Chiedo scusa in anticipo se certi passaggi potranno sembrare ostici o di difficile comprensione. Purtroppo quando si affrontano argomenti per iniziati, in un contesto dove possono attingere anche i profani, è d’uopo utilizzare un linguaggio comprensibile solo a chi ne possiede le chiavi interpretative. In questo caso poi abbiamo una seconda scala di valori concettuali: l’Ultimo grado (parlo sempre di RSAA, l’unico che attualmente conosco).

Se dovessi definire questo Grado lo chiamerei: la Partenza.  Sì, la partenza e non l’arrivo come erroneamente viene interpretato. In Massoneria si lavora sempre a livelli distinti, su piani differenziati dipendenti dal livello di comprensione raggiunto dal praticante. Per qualcuno la S:. è la materia e su quella materia passa la propria vita a edificare conoscenze, immagazzinare nozioni, gesti, rituali e modus vivendi. Di grado in grado si eleva nel sapere ma non nel sentire. Di grado in grado porta la propria consapevolezza ad un livello tale che la mente ne diventa la sede naturale.
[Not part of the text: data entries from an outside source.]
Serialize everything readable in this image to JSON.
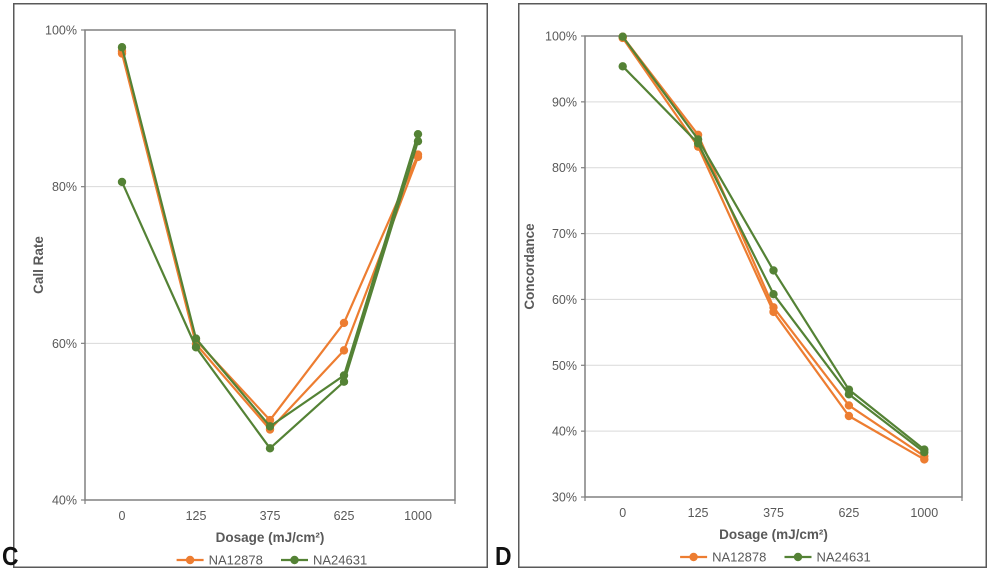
{
  "style": {
    "background": "#FFFFFF",
    "text_color": "#595959",
    "grid_color": "#D9D9D9",
    "plot_border_color": "#808080",
    "panel_border_color": "#595959",
    "orange": "#ED7D31",
    "green": "#548235"
  },
  "chart_data": [
    {
      "type": "line",
      "corner_label": "C",
      "ylabel": "Call Rate",
      "xlabel": "Dosage (mJ/cm²)",
      "categories": [
        "0",
        "125",
        "375",
        "625",
        "1000"
      ],
      "ymin": 40,
      "ymax": 100,
      "ytick_step": 20,
      "ytick_labels": [
        "40%",
        "60%",
        "80%",
        "100%"
      ],
      "grid": true,
      "legend_position": "bottom",
      "legend": [
        {
          "label": "NA12878",
          "color": "#ED7D31"
        },
        {
          "label": "NA24631",
          "color": "#548235"
        }
      ],
      "series": [
        {
          "name": "NA12878 rep1",
          "legend": "NA12878",
          "color": "#ED7D31",
          "values": [
            97.3,
            60.4,
            50.2,
            62.6,
            84.1
          ]
        },
        {
          "name": "NA12878 rep2",
          "legend": "NA12878",
          "color": "#ED7D31",
          "values": [
            97.0,
            59.9,
            49.0,
            59.1,
            83.8
          ]
        },
        {
          "name": "NA24631 rep1",
          "legend": "NA24631",
          "color": "#548235",
          "values": [
            97.8,
            60.6,
            49.4,
            55.9,
            86.7
          ]
        },
        {
          "name": "NA24631 rep2",
          "legend": "NA24631",
          "color": "#548235",
          "values": [
            80.6,
            59.5,
            46.6,
            55.1,
            85.8
          ]
        }
      ]
    },
    {
      "type": "line",
      "corner_label": "D",
      "ylabel": "Concordance",
      "xlabel": "Dosage (mJ/cm²)",
      "categories": [
        "0",
        "125",
        "375",
        "625",
        "1000"
      ],
      "ymin": 30,
      "ymax": 100,
      "ytick_step": 10,
      "ytick_labels": [
        "30%",
        "40%",
        "50%",
        "60%",
        "70%",
        "80%",
        "90%",
        "100%"
      ],
      "grid": true,
      "legend_position": "bottom",
      "legend": [
        {
          "label": "NA12878",
          "color": "#ED7D31"
        },
        {
          "label": "NA24631",
          "color": "#548235"
        }
      ],
      "series": [
        {
          "name": "NA12878 rep1",
          "legend": "NA12878",
          "color": "#ED7D31",
          "values": [
            99.9,
            85.0,
            58.8,
            43.9,
            36.2
          ]
        },
        {
          "name": "NA12878 rep2",
          "legend": "NA12878",
          "color": "#ED7D31",
          "values": [
            99.7,
            83.2,
            58.1,
            42.3,
            35.7
          ]
        },
        {
          "name": "NA24631 rep1",
          "legend": "NA24631",
          "color": "#548235",
          "values": [
            99.9,
            84.3,
            64.4,
            46.3,
            37.2
          ]
        },
        {
          "name": "NA24631 rep2",
          "legend": "NA24631",
          "color": "#548235",
          "values": [
            95.4,
            83.7,
            60.8,
            45.6,
            36.8
          ]
        }
      ]
    }
  ]
}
Ecco, in questo modo si può arrivare sino al 33° grado. Si può essere iniziati a questo livello nella più totale inconsapevolezza di ciò che significa.  Si è passata una vita a rincorrere l’arrivo che non ci si è accorti che l’unica cosa che importava era il viaggio. Questo accade quando si vive la Massoneria sulla S:., ciò non significa che il praticante non abbia fatto tutti gradini necessari per evolvere e passare pian piano al compasso e da lì ai gradi superiori, quei gradi definiti di approfondimento, significa solo che li ha fatti rimanendo sulla S:., significa che tutto ciò che ha vissuto è rimasto nella mente e non si è trasmutato nell’oro alchemico che ogni Massone dovrebbe essere in grado, prima o poi, di diventare.
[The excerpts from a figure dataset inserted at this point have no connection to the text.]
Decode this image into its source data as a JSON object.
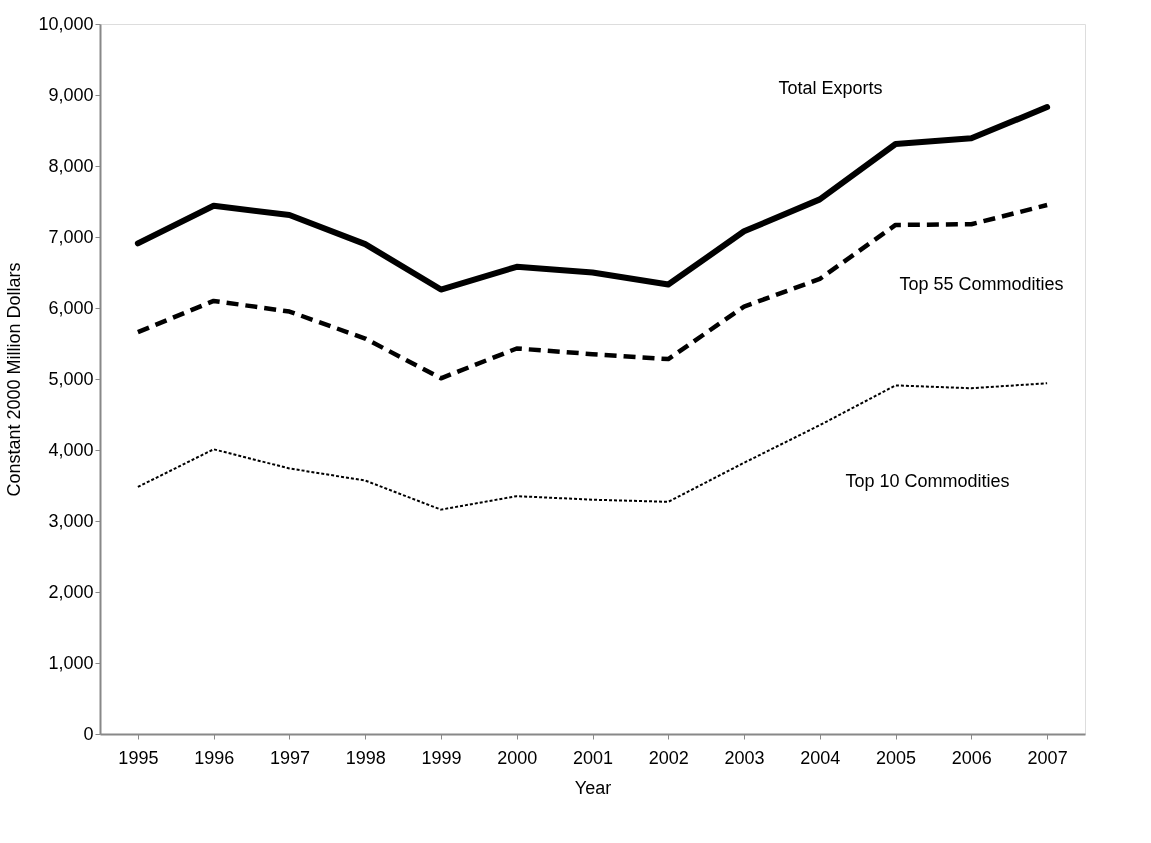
{
  "chart_data": {
    "type": "line",
    "xlabel": "Year",
    "ylabel": "Constant 2000 Million Dollars",
    "categories": [
      "1995",
      "1996",
      "1997",
      "1998",
      "1999",
      "2000",
      "2001",
      "2002",
      "2003",
      "2004",
      "2005",
      "2006",
      "2007"
    ],
    "series": [
      {
        "name": "Total Exports",
        "color": "#000000",
        "line_style": "solid",
        "values": [
          6910,
          7440,
          7310,
          6900,
          6260,
          6580,
          6500,
          6330,
          7080,
          7530,
          8310,
          8390,
          8830
        ]
      },
      {
        "name": "Top 55 Commodities",
        "color": "#000000",
        "line_style": "dashed",
        "values": [
          5660,
          6100,
          5950,
          5570,
          5010,
          5430,
          5350,
          5280,
          6020,
          6410,
          7170,
          7180,
          7450
        ]
      },
      {
        "name": "Top 10 Commodities",
        "color": "#000000",
        "line_style": "dotted",
        "values": [
          3480,
          4010,
          3740,
          3570,
          3160,
          3350,
          3300,
          3270,
          3820,
          4350,
          4910,
          4870,
          4940
        ]
      }
    ],
    "ylim": [
      0,
      10000
    ],
    "yticks": [
      0,
      {
        "value": 1000,
        "label": "1,000"
      },
      {
        "value": 2000,
        "label": "2,000"
      },
      {
        "value": 3000,
        "label": "3,000"
      },
      {
        "value": 4000,
        "label": "4,000"
      },
      {
        "value": 5000,
        "label": "5,000"
      },
      {
        "value": 6000,
        "label": "6,000"
      },
      {
        "value": 7000,
        "label": "7,000"
      },
      {
        "value": 8000,
        "label": "8,000"
      },
      {
        "value": 9000,
        "label": "9,000"
      },
      {
        "value": 10000,
        "label": "10,000"
      }
    ],
    "grid": false,
    "legend": false,
    "marker": "none"
  }
}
La Materia è essa stessa prodotta dal pensiero ed è per questo motivo che non riesce a fare il salto quantico o non riesce a diventare il pensiero stesso, che inevitabilmente si ritrova imbrigliato in una serie di nozioni che rimangono materia e non vibreranno mai, non vibreranno perché fatte di materia. Ciò che vibra è lo Spirito, è l’essenza dell’essere, è la pietra filosofale non la formula per crearla.
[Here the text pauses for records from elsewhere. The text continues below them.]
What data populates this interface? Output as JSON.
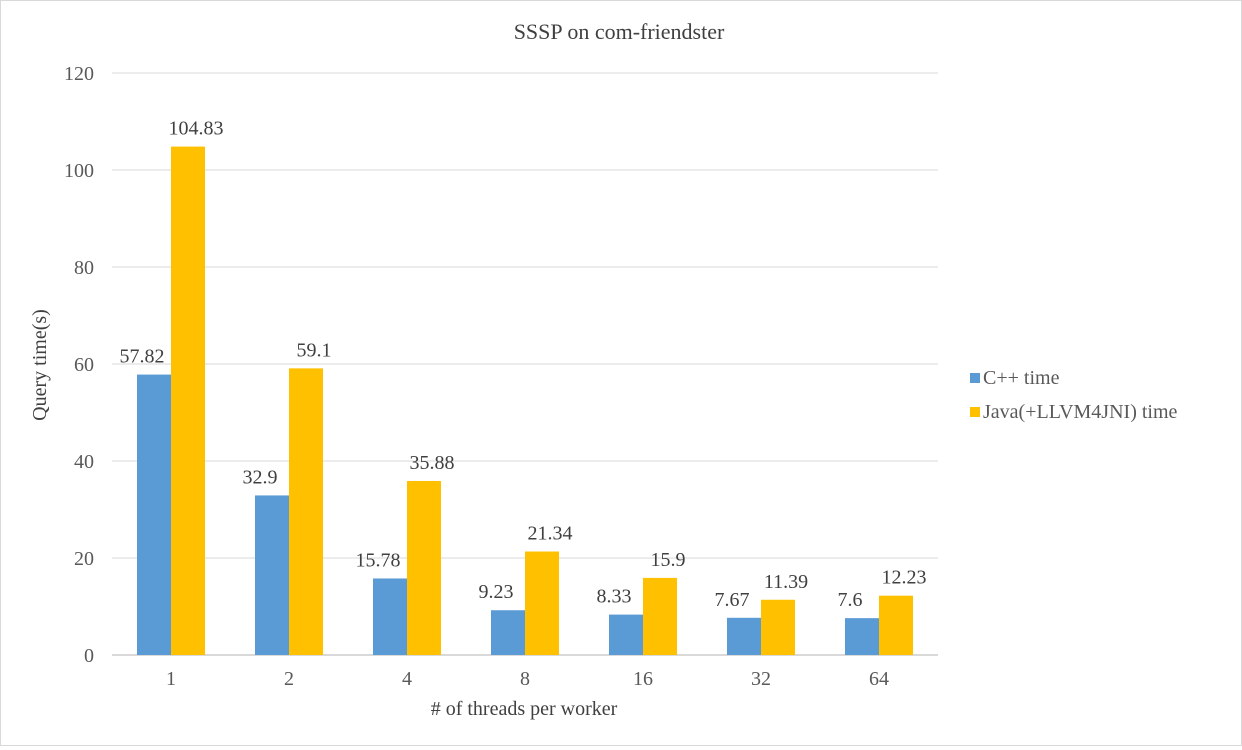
{
  "chart_data": {
    "type": "bar",
    "title": "SSSP on com-friendster",
    "xlabel": "# of  threads per worker",
    "ylabel": "Query time(s)",
    "categories": [
      "1",
      "2",
      "4",
      "8",
      "16",
      "32",
      "64"
    ],
    "series": [
      {
        "name": "C++ time",
        "color": "#5B9BD5",
        "values": [
          57.82,
          32.9,
          15.78,
          9.23,
          8.33,
          7.67,
          7.6
        ]
      },
      {
        "name": "Java(+LLVM4JNI) time",
        "color": "#FFC000",
        "values": [
          104.83,
          59.1,
          35.88,
          21.34,
          15.9,
          11.39,
          12.23
        ]
      }
    ],
    "ylim": [
      0,
      120
    ],
    "yticks": [
      0,
      20,
      40,
      60,
      80,
      100,
      120
    ],
    "grid": true,
    "legend": "right",
    "data_labels": true
  }
}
Veniamo alla nostra Partenza. In primo grado, nel momento dell’iniziazione, viene dato un grembiulino bianco… al 33° grado viene dato un grembiulino bianco (una fascia e un collare… sempre bianchi), ma non è sulla forma che bisogna soffermarsi ma bensì sul colore. Si è chiuso il cerchio e se il praticante ha ben lavorato si troverà nella condizione di poter passare nei piani sottili dove le parole sono metalli e i silenzi sono lo spazio-tempo di cui si nutrono le emozioni. Ecco perché: Partenza. Perché ha chiuso un ciclo per aprirne un altro, e poi un altro ancora e ancora.  C’è un parallelismo singolare con le Arti Marziali giapponesi: si inizia con la cintura bianca e al 10° Dan (l’ultimo) viene data una cintura bianca un po’ più alta (in cm) della prima… ma sempre bianca. La spiegazione è la stessa di cui sopra. Il Maestro 10° Dan ha compreso che non serve “imparare” le tecniche per ben praticare, bisogna diventare le tecniche stesse. Vuoi imparare l’Arte della Spada: bene, diventa la Spada. Il Maestro ha fatto tutto il percorso e si è ritrovato esattamente al punto di partenza: ecco la grossa rista dello Zen. Il punto è lo stesso… ma è lui che è cambiato.

 

Questo è il 33° grado: è la semplice consapevolezza che non c’era nulla da comprendere, bastava essere.

Dal bianco al bianco: il Maestro ha trasceso la materia e ora è pronto a spostarsi sulla cuspide rovesciata dove le parole non hanno suono e i suoni sono incisi nell’oro.

Come sempre, per ciò che mi riguarda, tutto quello che esprimo nei miei articoli è solo ed esclusivamente un mio punto di vista, sono mie esperienze e conclusioni. Vi prego di non prendere ciò che dico come se fosse espressione di presunzione di verità: racconto ciò che sento e in genere scrivo sull’onda ritmica del suono delle parole… provate a fare lo stesso: leggendo cercate di sentire il ritmo, l’armonia e la metrica che il susseguirsi delle parole producono… un po’ come il SATOR, non fermatevi ai segni sentitene il vibrare. Ma questa è tutta un’altra storia.